Bob Shell, Former Chairman of Baldwin & Shell, Dies at 88


"It's not just a job," Bob Shell told Arkansas Business in 2016. "I've really loved it." (Michael Pirnique)
Bob Shell and his wife Ginny in 2014.
Bob Shell and his wife Ginny in 2014. (Mark Friedman)
Bob Shell, outside the construction company that bears his name. He joined in 1950.
Bob Shell, outside the construction company that bears his name. He joined in 1950. (Michael Pirnique)

Bob Shell, the former chairman of the Little Rock construction company that bears his name, died Tuesday. He was 88.

Baldwin & Shell Construction Co. CEO Scott Copas told Arkansas Business on Wednesday that Shell died after a recurrence of cancer. A visitation will be held from 5-7 p.m. Thursday at Roller Chenal Funeral Home at 13801 Chenal Parkway in Little Rock. His funeral is scheduled for 3:30 p.m. Friday at Immanuel Baptist Church, 501 N Shackleford Road in Little Rock, with a reception following.

Shell, one of the most familiar names in Arkansas business, retired as chairman of the company in 2017. He had been a fixture at the firm, which he joined at 19 when it was The Baldwin Co., for nearly 70 years.

The company's name was changed when Shell became president and CEO upon the death of Werner Knoop in 1983. By the time he relinquished the CEO position to Copas in 2014, Baldwin & Shell was frequently named as one of the 400 largest general contractors in the country despite its former policy of working only in Arkansas.

One of five charter members of the Arkansas Construction Hall of Fame, Shell was named Arkansas Business Executive of the Year in 1990 and was featured by Arkansas Business as one of 10 "Business Icons" in the state in 2016.

"It's not just a job," he told Arkansas Business in 2016. "I've really loved it."

Shell not only became a leader in the Little Rock business community, but also the state's construction industry. He is credited with pioneering construction management in the state, leading Baldwin & Shell away from the bid market to focus on landing negotiated contracts. He also initiated the formation of the first self-insured workers' compensation insurance program for contractors in Arkansas and served as its board chairman.

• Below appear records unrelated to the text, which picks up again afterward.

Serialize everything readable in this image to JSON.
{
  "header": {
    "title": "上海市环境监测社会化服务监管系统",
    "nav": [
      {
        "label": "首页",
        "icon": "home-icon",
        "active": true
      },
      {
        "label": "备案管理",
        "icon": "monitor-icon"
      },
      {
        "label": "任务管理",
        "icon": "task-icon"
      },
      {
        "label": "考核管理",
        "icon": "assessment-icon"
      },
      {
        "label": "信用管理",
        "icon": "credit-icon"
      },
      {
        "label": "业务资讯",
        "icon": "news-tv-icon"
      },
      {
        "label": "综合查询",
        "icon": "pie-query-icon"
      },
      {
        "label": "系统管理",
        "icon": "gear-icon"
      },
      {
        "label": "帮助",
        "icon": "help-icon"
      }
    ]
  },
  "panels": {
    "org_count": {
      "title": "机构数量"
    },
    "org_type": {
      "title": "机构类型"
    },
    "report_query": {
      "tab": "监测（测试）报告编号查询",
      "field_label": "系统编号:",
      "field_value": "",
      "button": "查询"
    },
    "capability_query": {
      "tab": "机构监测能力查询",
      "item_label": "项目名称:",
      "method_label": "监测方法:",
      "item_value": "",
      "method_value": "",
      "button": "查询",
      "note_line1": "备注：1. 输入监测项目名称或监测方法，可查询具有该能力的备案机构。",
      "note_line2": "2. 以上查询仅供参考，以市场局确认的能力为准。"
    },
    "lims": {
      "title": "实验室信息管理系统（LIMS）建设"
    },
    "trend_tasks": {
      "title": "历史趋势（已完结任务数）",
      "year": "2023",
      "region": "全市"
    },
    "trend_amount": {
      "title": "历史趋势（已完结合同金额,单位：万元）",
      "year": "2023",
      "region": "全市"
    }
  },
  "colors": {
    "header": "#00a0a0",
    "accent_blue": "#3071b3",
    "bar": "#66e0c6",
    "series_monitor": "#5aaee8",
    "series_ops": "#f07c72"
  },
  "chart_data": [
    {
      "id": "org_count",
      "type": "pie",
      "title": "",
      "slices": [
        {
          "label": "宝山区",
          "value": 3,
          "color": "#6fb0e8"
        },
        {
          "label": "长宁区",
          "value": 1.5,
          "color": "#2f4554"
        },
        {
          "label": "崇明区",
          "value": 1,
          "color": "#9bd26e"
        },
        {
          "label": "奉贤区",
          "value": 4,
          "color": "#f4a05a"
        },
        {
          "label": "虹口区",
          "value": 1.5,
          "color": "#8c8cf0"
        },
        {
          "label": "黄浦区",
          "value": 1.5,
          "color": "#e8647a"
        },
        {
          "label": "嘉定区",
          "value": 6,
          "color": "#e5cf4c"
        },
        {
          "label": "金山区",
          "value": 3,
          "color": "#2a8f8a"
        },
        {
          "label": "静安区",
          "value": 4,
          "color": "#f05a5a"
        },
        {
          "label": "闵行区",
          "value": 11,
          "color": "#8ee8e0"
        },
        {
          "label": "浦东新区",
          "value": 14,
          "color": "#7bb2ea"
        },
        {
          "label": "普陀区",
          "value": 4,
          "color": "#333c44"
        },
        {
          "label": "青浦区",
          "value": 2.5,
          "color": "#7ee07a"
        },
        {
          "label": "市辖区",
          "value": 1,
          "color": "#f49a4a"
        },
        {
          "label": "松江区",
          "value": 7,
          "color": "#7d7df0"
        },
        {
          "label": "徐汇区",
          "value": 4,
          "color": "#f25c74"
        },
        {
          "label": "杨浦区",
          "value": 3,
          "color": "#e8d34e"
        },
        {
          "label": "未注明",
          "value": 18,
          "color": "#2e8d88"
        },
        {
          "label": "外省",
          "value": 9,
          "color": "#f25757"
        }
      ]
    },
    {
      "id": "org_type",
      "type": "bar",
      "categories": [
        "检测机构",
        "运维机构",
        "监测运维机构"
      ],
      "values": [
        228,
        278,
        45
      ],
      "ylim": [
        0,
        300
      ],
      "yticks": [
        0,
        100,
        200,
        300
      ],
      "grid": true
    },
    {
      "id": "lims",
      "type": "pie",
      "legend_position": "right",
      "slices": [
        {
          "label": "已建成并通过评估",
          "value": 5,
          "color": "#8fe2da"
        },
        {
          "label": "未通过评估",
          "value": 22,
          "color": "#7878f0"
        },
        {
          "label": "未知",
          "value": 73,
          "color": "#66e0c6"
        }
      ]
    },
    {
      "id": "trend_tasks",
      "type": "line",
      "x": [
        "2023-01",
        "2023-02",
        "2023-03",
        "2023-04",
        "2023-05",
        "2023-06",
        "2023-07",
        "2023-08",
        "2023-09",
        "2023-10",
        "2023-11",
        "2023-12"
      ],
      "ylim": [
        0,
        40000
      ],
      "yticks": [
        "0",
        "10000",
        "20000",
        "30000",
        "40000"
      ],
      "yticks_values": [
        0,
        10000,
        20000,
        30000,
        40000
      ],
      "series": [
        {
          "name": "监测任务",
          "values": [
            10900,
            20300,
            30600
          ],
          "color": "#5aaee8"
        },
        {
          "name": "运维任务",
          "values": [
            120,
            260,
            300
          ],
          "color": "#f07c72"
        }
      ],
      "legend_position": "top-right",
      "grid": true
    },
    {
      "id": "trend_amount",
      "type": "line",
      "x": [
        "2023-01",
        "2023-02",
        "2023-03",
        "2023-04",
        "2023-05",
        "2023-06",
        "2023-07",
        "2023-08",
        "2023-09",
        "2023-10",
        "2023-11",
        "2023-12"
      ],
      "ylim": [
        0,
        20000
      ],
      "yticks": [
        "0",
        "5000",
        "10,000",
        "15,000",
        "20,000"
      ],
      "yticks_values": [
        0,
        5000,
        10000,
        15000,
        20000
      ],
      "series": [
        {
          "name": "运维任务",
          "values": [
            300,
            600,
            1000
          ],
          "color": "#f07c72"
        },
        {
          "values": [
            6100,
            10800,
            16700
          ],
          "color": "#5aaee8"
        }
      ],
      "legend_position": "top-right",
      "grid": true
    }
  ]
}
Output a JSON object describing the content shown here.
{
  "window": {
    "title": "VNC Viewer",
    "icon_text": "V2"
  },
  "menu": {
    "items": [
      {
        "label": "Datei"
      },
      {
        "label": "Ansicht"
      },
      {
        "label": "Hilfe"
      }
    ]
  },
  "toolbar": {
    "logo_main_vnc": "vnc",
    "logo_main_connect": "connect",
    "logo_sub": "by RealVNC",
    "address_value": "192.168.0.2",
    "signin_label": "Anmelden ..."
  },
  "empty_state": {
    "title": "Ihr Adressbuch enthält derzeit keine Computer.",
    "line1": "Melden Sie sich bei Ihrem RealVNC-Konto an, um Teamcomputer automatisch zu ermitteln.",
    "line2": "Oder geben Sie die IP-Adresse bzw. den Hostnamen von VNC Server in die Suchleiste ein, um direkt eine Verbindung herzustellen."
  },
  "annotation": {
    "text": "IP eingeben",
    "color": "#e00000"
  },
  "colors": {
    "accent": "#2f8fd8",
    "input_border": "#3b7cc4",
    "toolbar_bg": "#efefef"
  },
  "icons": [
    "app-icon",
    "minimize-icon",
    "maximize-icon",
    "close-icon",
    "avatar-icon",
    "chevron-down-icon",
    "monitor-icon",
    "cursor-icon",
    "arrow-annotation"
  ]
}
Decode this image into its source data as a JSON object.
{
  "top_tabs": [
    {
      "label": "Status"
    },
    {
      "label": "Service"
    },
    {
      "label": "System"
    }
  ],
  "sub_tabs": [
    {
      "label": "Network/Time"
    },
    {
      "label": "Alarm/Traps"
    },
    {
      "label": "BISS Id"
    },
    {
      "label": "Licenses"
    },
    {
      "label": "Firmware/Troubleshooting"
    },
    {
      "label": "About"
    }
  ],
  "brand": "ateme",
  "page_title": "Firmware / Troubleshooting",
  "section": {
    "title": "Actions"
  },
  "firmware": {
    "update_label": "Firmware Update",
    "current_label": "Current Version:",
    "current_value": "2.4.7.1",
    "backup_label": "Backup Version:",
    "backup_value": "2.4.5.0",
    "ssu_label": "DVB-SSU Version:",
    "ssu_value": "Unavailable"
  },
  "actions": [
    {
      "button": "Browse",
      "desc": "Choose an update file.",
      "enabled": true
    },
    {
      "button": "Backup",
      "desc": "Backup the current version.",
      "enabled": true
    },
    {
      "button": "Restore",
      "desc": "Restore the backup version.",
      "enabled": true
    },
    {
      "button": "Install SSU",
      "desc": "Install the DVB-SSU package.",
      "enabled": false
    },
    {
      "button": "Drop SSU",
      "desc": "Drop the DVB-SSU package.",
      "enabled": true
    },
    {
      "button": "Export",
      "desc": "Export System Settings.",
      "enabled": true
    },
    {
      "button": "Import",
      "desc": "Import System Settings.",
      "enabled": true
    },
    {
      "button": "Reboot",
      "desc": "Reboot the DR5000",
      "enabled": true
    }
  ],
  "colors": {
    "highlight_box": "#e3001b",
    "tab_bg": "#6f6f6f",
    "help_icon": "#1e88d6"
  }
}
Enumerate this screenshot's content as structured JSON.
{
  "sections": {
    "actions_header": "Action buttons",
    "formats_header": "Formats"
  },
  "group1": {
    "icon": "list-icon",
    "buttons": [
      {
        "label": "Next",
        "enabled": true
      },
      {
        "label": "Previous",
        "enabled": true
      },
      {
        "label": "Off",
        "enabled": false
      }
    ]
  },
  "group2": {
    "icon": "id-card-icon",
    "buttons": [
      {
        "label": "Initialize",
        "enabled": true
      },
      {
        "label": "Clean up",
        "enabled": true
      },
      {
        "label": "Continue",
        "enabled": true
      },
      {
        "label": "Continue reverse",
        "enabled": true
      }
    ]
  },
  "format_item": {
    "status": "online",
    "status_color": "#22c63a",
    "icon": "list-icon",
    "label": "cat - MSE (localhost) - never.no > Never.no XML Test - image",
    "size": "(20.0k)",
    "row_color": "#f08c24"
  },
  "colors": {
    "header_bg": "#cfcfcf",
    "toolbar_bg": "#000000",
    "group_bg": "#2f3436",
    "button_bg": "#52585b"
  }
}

His first job at The Baldwin Co. was working as a timekeeper on a federally funded housing project near the airport. 

"It was a huge project, and what I had to do was go around to everybody and keep up with the different forms and who was working," Shell said. He then had to calculate the pay for each of the 230 people working on the project.

In his time at the company, he had been involved in more than 2,700 projects, including hospitals, offices, schools, churches, industrial plants, financial institutions, renovations and remodeling. A brief list includes the Pine Bluff Convention Center, the Murphy Oil building in El Dorado, J.B. Hunt's headquarters in Lowell, the renovation and addition to the Rose Law Firm in Little Rock and renovations of the Legacy Hotel and Lafayette Hotel in the state capital.

Outside the office, Shell served as a board member of the Baptist Health Foundation, Fellowship of Christian Athletes, Alzheimer's Arkansas, Associated General Contractors of America, Arkansas Associated General Contractors, President's Advisory Council for Arkansas State University, Advisory Board of Centennial Bank and Fifty for the Future. He was a member of Immanuel Baptist Church in Little Rock.

"When I think of Bob I think of a true leader, not just in our business but in our community. He's both civic minded and philanthropic, someone that is committed each and every day to anything he tries to do," Copas told Arkansas Business in 2016. "He's been a very strong leader for the company for many, many years, and I certainly rely on him heavily."

Shell was born in Honolulu, where his father was stationed with the Navy, and the family moved a number of times before landing in Little Rock, where he graduated from Little Rock High School when he was 16. At 17 he joined the U.S. Navy but served only briefly because of an acute case of seasickness.

A basketball player and competitive swimmer in his youth, Shell avoided traveling for work so he could spend more time at home with his family.

"I wanted to see my kids play basketball, cheerleading, dancing ballet. … The family means a lot more to me than traveling out of state," he said.